3.4 Comparison with the State-of-the-Art

We compare our method with state-of-the-art algorithms on NTU RGB+D (X-View) and NTU RGB+D (X-Sub) respectively to verify the excellent performance of our proposed ML-TGCN. As shown in Table. 2, we report the Top-1 accuracy of these methods on both cross-subject and cross-view benchmarks of the NTU RGB+D dataset. For NTU RGB+D (X-Sub), we can observe that ML-TGCN has a competitive performance compared with state-of-the-art methods. For example, ML-TGCN outperforms Ta-CNN++ [8] \(0.8\%\) and MST-GCN [10] \(1.6\%\) respectively. For NTU RGB+D (X-View), we can also see a clear superiority as reported previously.
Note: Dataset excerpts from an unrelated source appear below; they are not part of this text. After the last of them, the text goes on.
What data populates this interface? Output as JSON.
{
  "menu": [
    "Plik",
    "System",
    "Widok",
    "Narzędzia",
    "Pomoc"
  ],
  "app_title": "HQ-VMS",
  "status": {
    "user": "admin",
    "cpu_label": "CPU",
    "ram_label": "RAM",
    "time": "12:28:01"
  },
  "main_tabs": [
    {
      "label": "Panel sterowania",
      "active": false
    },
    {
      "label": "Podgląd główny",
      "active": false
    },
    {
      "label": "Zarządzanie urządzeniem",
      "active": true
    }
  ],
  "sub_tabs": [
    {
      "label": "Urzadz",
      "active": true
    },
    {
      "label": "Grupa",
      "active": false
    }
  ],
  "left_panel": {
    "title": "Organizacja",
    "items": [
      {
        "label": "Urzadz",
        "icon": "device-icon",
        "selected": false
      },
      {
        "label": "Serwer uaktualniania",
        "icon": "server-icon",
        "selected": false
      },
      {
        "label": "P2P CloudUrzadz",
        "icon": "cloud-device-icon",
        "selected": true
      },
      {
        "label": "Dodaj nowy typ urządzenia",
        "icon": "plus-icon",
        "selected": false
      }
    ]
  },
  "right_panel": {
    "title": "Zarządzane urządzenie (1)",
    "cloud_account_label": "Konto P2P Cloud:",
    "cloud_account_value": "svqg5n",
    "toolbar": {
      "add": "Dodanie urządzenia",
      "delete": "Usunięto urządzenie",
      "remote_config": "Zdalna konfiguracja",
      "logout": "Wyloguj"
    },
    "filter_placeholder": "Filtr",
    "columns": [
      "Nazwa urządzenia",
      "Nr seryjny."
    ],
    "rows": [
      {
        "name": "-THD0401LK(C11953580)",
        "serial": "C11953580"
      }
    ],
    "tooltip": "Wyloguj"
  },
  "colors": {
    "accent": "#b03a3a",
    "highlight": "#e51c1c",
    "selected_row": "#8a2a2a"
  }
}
For Kinetic-Skeleton, the same as current state-of-the-art methods, we leverage Top-1 and Top-5 accuracy as our evaluation metrics. As shown in Table. 3, ML-TGCN also has an obvious improvement in recognition accuracy, e.g., our model has a \(0.8\%\) performance gain compared with [9]. The above experimental results demonstrate the superiority of our ML-TGCN.

4 Conclusions

In this work, we innovatively present a Multi-Level Temporal-Guided Mechanism (ML-TGM) to capture long-range temporal relationships, which can significantly improve the recognition accuracy of indistinguishable actions, i.e., the proposed model can effectively reduce the ambiguity of highly similar actions. Moreover, we propose a cross-space GCN to capture the global context and enhance local information jointly beyond physical connectivity, with the aim to explore the optimal spatial topology. The combination of them forms a novel network called Multi-Level Temporal-Guided Graph Convolutional Network (ML-TGCN). Experimental results on two challenging datasets NTU RGB+D and Kinetics-Skeleton indicate our approach can achieve the known state-of-the-art.